You are viewing a plain text version of this content. The canonical link for it is here.
Posted to commits@spark.apache.org by rx...@apache.org on 2014/06/06 02:45:46 UTC

git commit: [SPARK-2025] Unpersist edges of previous graph in Pregel

Repository: spark
Updated Branches:
  refs/heads/master 3d3f8c800 -> 9bad0b737


[SPARK-2025] Unpersist edges of previous graph in Pregel

Due to a bug introduced by apache/spark#497, Pregel does not unpersist replicated vertices from previous iterations. As a result, they stay cached until memory is full, wasting GC time.

This PR corrects the problem by unpersisting both the edges and the replicated vertices of previous iterations. This is safe because the edges and replicated vertices of the current iteration are cached by the call to `g.cache()` and then materialized by the call to `messages.count()`. Therefore no unmaterialized RDDs depend on `prevG.edges`. I verified that no recomputation occurs by running PageRank with a custom patch to Spark that warns when a partition is recomputed.

Thanks to Tim Weninger for reporting this bug.
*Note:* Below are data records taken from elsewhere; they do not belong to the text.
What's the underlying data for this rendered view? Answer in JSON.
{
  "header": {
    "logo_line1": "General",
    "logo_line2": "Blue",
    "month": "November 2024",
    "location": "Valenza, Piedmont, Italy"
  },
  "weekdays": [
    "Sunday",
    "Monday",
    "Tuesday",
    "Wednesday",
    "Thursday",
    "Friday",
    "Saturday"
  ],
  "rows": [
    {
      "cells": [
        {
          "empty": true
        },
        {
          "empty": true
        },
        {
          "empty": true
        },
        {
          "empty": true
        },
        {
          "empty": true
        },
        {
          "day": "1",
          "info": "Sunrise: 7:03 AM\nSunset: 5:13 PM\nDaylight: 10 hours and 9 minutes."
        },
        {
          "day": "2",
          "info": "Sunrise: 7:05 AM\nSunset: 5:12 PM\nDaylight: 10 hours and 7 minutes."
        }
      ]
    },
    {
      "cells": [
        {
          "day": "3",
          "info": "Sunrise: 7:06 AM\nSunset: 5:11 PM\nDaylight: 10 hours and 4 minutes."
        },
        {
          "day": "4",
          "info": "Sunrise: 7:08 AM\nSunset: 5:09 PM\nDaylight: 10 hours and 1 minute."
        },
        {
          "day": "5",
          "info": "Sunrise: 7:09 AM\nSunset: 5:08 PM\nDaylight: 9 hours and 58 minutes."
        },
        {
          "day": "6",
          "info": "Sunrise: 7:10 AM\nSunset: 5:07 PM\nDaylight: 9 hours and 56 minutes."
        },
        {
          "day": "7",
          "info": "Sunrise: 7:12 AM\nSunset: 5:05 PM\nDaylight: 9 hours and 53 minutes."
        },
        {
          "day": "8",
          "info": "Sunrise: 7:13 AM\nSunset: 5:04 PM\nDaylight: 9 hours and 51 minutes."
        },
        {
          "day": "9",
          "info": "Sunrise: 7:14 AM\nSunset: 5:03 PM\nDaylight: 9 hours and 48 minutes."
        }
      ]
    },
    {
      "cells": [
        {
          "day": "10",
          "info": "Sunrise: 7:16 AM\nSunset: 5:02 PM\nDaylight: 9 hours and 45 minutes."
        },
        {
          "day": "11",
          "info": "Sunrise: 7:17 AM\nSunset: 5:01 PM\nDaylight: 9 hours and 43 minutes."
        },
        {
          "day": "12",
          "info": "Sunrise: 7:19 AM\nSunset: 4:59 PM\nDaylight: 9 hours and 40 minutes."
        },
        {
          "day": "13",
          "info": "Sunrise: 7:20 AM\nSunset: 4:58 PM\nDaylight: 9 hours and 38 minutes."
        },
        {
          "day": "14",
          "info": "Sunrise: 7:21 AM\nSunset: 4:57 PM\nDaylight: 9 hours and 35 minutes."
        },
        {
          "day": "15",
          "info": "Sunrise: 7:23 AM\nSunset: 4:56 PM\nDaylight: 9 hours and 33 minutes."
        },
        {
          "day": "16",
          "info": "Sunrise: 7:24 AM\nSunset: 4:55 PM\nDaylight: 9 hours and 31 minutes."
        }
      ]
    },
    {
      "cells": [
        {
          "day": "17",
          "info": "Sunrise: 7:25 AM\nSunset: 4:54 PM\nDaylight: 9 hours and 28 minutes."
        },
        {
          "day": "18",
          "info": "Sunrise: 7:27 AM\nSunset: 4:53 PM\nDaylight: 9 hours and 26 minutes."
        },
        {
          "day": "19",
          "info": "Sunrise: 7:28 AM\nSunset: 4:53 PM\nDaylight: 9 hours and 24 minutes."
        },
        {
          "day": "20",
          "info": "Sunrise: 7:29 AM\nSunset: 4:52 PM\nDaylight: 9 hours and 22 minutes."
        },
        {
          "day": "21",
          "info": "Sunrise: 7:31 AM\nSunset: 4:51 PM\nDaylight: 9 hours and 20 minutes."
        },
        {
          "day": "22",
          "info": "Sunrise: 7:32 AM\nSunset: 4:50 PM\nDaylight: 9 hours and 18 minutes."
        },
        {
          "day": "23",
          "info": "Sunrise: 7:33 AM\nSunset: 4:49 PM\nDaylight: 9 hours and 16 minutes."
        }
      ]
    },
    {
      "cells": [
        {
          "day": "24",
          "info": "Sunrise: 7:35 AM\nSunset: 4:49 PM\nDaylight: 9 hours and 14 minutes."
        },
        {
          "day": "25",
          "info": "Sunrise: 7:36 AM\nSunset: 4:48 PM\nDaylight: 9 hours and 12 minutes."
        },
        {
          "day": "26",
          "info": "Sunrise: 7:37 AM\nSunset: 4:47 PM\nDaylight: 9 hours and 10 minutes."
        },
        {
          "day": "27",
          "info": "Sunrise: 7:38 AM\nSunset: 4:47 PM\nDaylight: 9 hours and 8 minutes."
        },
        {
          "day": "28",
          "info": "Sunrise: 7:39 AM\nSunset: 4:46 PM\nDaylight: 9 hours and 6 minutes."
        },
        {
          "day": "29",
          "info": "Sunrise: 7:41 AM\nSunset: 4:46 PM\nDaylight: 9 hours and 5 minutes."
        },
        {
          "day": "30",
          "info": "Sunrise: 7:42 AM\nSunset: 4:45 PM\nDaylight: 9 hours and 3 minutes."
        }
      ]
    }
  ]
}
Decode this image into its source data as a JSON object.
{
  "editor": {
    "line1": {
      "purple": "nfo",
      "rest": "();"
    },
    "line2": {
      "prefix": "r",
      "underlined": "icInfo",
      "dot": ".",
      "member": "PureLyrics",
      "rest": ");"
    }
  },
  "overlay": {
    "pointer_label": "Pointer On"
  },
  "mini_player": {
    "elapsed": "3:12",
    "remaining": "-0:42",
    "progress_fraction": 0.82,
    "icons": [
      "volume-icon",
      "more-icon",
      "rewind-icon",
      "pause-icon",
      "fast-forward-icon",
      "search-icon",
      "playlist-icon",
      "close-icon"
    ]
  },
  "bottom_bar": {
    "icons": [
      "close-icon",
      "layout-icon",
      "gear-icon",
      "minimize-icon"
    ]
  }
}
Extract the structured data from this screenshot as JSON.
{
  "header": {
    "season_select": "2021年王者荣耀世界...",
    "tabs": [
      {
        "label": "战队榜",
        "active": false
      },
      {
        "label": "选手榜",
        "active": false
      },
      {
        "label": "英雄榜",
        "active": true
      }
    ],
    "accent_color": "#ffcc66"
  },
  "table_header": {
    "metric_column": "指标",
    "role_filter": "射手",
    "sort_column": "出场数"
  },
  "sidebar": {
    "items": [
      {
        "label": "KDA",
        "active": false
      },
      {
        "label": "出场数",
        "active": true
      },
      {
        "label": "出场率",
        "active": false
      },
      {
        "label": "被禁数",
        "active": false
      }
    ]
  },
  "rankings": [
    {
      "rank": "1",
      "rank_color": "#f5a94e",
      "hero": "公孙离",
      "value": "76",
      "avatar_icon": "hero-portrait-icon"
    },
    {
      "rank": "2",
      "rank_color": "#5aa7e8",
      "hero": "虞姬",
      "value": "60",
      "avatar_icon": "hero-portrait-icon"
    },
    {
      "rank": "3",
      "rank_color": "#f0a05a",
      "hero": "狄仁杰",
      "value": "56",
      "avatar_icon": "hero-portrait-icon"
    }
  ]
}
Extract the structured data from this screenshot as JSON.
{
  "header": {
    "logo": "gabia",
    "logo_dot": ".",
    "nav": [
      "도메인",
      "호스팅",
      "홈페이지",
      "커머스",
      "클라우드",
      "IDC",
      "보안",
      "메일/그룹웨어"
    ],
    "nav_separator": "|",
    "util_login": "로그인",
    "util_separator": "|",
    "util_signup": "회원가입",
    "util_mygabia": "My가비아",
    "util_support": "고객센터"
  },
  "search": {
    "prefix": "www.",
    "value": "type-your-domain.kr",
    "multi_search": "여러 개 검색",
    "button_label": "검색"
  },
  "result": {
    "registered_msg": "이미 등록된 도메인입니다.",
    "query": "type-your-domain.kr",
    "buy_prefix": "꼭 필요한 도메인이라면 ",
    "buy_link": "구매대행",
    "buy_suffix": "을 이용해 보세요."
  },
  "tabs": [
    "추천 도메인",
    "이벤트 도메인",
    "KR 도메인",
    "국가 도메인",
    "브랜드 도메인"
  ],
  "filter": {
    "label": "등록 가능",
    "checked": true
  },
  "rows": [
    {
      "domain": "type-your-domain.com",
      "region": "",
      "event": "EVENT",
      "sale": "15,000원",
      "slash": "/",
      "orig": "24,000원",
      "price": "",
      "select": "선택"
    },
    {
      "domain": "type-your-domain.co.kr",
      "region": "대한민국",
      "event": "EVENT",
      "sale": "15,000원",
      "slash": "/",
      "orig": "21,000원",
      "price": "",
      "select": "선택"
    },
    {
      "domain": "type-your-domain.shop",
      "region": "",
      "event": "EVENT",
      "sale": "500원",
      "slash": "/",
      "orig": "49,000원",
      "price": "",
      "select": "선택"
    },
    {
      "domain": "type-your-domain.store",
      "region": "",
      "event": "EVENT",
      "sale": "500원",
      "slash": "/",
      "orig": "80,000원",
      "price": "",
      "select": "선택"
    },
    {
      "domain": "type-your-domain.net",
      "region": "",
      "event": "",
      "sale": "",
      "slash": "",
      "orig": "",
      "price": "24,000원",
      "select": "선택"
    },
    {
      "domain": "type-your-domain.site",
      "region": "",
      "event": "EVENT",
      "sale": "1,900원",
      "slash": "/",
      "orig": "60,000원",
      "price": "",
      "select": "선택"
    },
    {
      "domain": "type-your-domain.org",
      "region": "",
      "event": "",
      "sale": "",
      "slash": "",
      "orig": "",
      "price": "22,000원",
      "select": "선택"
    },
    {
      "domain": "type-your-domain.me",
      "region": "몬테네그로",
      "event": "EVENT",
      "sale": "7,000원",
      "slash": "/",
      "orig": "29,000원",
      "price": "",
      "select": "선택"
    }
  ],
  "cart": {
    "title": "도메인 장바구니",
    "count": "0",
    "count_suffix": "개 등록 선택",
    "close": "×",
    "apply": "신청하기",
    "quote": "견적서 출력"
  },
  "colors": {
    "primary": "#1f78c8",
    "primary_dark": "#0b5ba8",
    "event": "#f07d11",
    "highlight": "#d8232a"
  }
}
Author: Ankur Dave <an...@gmail.com>

Closes #972 from ankurdave/SPARK-2025 and squashes the following commits:

13d5b07 [Ankur Dave] Unpersist edges of previous graph in Pregel


Project: http://git-wip-us.apache.org/repos/asf/spark/repo
Commit: http://git-wip-us.apache.org/repos/asf/spark/commit/9bad0b73
Tree: http://git-wip-us.apache.org/repos/asf/spark/tree/9bad0b73
Diff: http://git-wip-us.apache.org/repos/asf/spark/diff/9bad0b73

Branch: refs/heads/master
Commit: 9bad0b73722fb359f14db864e69aa7efde3588c5
Parents: 3d3f8c8
Author: Ankur Dave <an...@gmail.com>
Authored: Thu Jun 5 17:45:38 2014 -0700
Committer: Reynold Xin <rx...@apache.org>
Committed: Thu Jun 5 17:45:38 2014 -0700

----------------------------------------------------------------------
 graphx/src/main/scala/org/apache/spark/graphx/Pregel.scala | 1 +
 1 file changed, 1 insertion(+)
----------------------------------------------------------------------


http://git-wip-us.apache.org/repos/asf/spark/blob/9bad0b73/graphx/src/main/scala/org/apache/spark/graphx/Pregel.scala
----------------------------------------------------------------------
diff --git a/graphx/src/main/scala/org/apache/spark/graphx/Pregel.scala b/graphx/src/main/scala/org/apache/spark/graphx/Pregel.scala
index 4572eab..5e55620 100644
--- a/graphx/src/main/scala/org/apache/spark/graphx/Pregel.scala
+++ b/graphx/src/main/scala/org/apache/spark/graphx/Pregel.scala
@@ -150,6 +150,7 @@ object Pregel extends Logging {
       oldMessages.unpersist(blocking=false)
       newVerts.unpersist(blocking=false)
       prevG.unpersistVertices(blocking=false)
+      prevG.edges.unpersist(blocking=false)
       // count the iteration
       i += 1
     }